Geographical Indication tag is an indicator on a product that a particular item has originated from a particular region only like the Kanchipuram Silk Saree, Alphanso Mango, Nagpuri Orange, Kolhapuri Chappal, Bikaneri Bhujia and Agra Petha etc.
So anybody from another part cannot sell an Agra Petha under the name.
GI tag helps in increasing brand visibility and increases the price of the product international market (because consumers in first world prefer such “exotic” items), it boosts exports, in certain cases, it can lead to extra earnings from tourism, and indirectly leads to sustainable Development.
A GI tag is different from a trademark because it indicates the geographical location of the product and is enjoyed by the entire community of the region whereas trademark is enjoyed by a single entity and is exclusive and not shared.
As per the TRIPS agreement, member nations have to respect geographical indications, and have to undertake measures to prevent violation of GI rights and another nation cannot impart trademark for the same product that enjoys GI status in a member nation. However, problems arise because laws are often country centric and it is difficult to punish somebody from Nepal who starts selling Agra Petha in America, nothing can be done in India.
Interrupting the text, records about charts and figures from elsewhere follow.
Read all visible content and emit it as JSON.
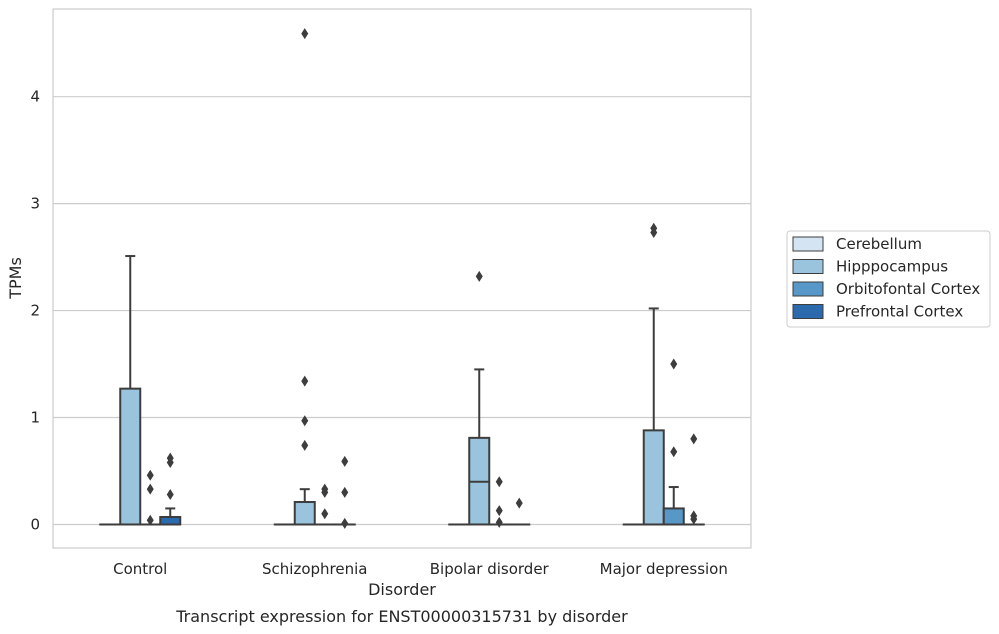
{
  "chart_data": {
    "type": "box",
    "caption": "Transcript expression for ENST00000315731 by disorder",
    "xlabel": "Disorder",
    "ylabel": "TPMs",
    "ylim": [
      -0.22,
      4.82
    ],
    "yticks": [
      0,
      1,
      2,
      3,
      4
    ],
    "grid": true,
    "legend_position": "right",
    "categories": [
      "Control",
      "Schizophrenia",
      "Bipolar disorder",
      "Major depression"
    ],
    "series": [
      {
        "name": "Cerebellum",
        "color": "#d4e4f2",
        "boxes": [
          {
            "q1": 0,
            "median": 0,
            "q3": 0,
            "whisker_low": 0,
            "whisker_high": 0,
            "outliers": []
          },
          {
            "q1": 0,
            "median": 0,
            "q3": 0,
            "whisker_low": 0,
            "whisker_high": 0,
            "outliers": []
          },
          {
            "q1": 0,
            "median": 0,
            "q3": 0,
            "whisker_low": 0,
            "whisker_high": 0,
            "outliers": []
          },
          {
            "q1": 0,
            "median": 0,
            "q3": 0,
            "whisker_low": 0,
            "whisker_high": 0,
            "outliers": []
          }
        ]
      },
      {
        "name": "Hipppocampus",
        "color": "#9ac4de",
        "boxes": [
          {
            "q1": 0,
            "median": 0,
            "q3": 1.27,
            "whisker_low": 0,
            "whisker_high": 2.51,
            "outliers": []
          },
          {
            "q1": 0,
            "median": 0,
            "q3": 0.21,
            "whisker_low": 0,
            "whisker_high": 0.33,
            "outliers": [
              0.74,
              0.97,
              1.34,
              4.59
            ]
          },
          {
            "q1": 0,
            "median": 0.4,
            "q3": 0.81,
            "whisker_low": 0,
            "whisker_high": 1.45,
            "outliers": [
              2.32
            ]
          },
          {
            "q1": 0,
            "median": 0,
            "q3": 0.88,
            "whisker_low": 0,
            "whisker_high": 2.02,
            "outliers": [
              2.73,
              2.77
            ]
          }
        ]
      },
      {
        "name": "Orbitofontal Cortex",
        "color": "#5898c8",
        "boxes": [
          {
            "q1": 0,
            "median": 0,
            "q3": 0,
            "whisker_low": 0,
            "whisker_high": 0,
            "outliers": [
              0.04,
              0.33,
              0.46
            ]
          },
          {
            "q1": 0,
            "median": 0,
            "q3": 0,
            "whisker_low": 0,
            "whisker_high": 0,
            "outliers": [
              0.1,
              0.3,
              0.33
            ]
          },
          {
            "q1": 0,
            "median": 0,
            "q3": 0,
            "whisker_low": 0,
            "whisker_high": 0,
            "outliers": [
              0.02,
              0.13,
              0.4
            ]
          },
          {
            "q1": 0,
            "median": 0,
            "q3": 0.15,
            "whisker_low": 0,
            "whisker_high": 0.35,
            "outliers": [
              0.68,
              1.5
            ]
          }
        ]
      },
      {
        "name": "Prefrontal Cortex",
        "color": "#2a6aad",
        "boxes": [
          {
            "q1": 0,
            "median": 0,
            "q3": 0.07,
            "whisker_low": 0,
            "whisker_high": 0.15,
            "outliers": [
              0.28,
              0.58,
              0.62
            ]
          },
          {
            "q1": 0,
            "median": 0,
            "q3": 0,
            "whisker_low": 0,
            "whisker_high": 0,
            "outliers": [
              0.01,
              0.3,
              0.59
            ]
          },
          {
            "q1": 0,
            "median": 0,
            "q3": 0,
            "whisker_low": 0,
            "whisker_high": 0,
            "outliers": [
              0.2
            ]
          },
          {
            "q1": 0,
            "median": 0,
            "q3": 0,
            "whisker_low": 0,
            "whisker_high": 0,
            "outliers": [
              0.05,
              0.08,
              0.8
            ]
          }
        ]
      }
    ]
  }
}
The process is cumbersome because a manual petition will need to be filed in America to protect the GI. (or India Government need pursue the matter via WTO) and to prevent such problems in future, again apply for GI status in America for “Protected Geographical Indication” (PGI). It costs money and effort to file again and again. This is a criticism of the mechanism and critics have suggested establishing a system wherein getting GI tag in one member country means protection everywhere.
Government of India enacted Geographical Indications of Goods (Registration and Protection) Act in 1999. (Came into force in 2003). Under this act, Registrar of Geographical Indications is the person that will take petitions for GI tag. An Intellectual Property Appellate Board hears appeals over the decisions of the Registrar of Geographical Indications. Geographical Indications Registry is there to keep the GI-database at Chennai. In India, GI can be given to agricultural, natural or manufactured goods originating in the said area.
It is significant to mention that GI rights are given to an association of persons, producers, organization and not to a single person because geographical indications are not built up by one individual but by a community of persons. Registration of a geographical indication is valid for a period of 10 years, needs to be renewed thereafter.
Customs authorities have the power to seize imported goods at the border, if there is prima facie evidence that a product is in infringing on the geographical indication of the rights holder. Sometimes countries go for a joint GI such as India and Pakistan that decided to go for a joint GI for Basmati globally but unfortunately talks collapsed and now while we are busy curtailing diplomatic relations, Philippines and other countries are selling their rice as “Basmati” in EU and USA! Somebody’s loss is somebody’s gain.
Madurai Malli have also been granted GI status. Madurai Malli is the name of the jasmine flower grown in Madurai region of Tamilnadu and mentioned in Tamil Literature since times immemorial. Price can be as high as Rs.2000 per kilogram.